Bugal agreed that the bank is already taking measures to protect customers’ funds, but said more could be done.
“The bank has done a lot without interfering too much with normal business operations. It’s a bit of a delicate balance for them, but I think they can help raise cultural awareness, especially among older people,” he said.
“The big problem with what happened to Barry is that it’s all too familiar.”
An Amazon spokesperson told 7NEWS.com.au: “Although these scams occur outside of our store, we will continue to invest in protecting our customers and educating the public about fraud prevention.”
“Amazon will never ask for credit card information to verify identity before assisting with a customer service issue, will never ask for payment by telephone or email, will never ask customers to purchase a gift card for any service, or will download or install software.”

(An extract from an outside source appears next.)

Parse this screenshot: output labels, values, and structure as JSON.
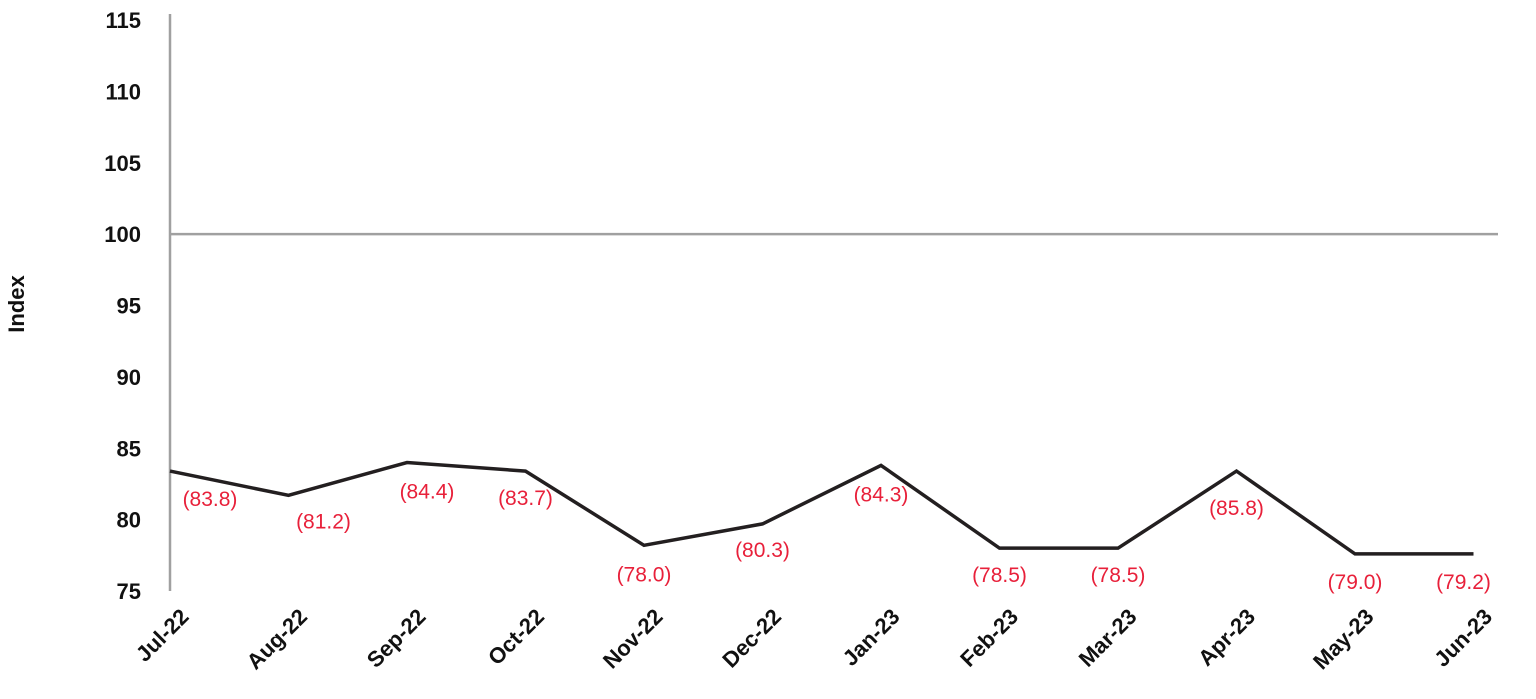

A Commonwealth Bank spokesperson told 7NEWS.com.au it is already developing new fraud detection, prevention and awareness initiatives.
But Bugal said the bank could do more “when it comes to covering the costs of those defrauded,” pointing out Banks in the UK have a mandate to “do better” in this area.and that similar measures could be taken in Australia.
“I can absolutely see this being implemented in Australia because it costs older people their pensions and puts many of them at a disadvantage.”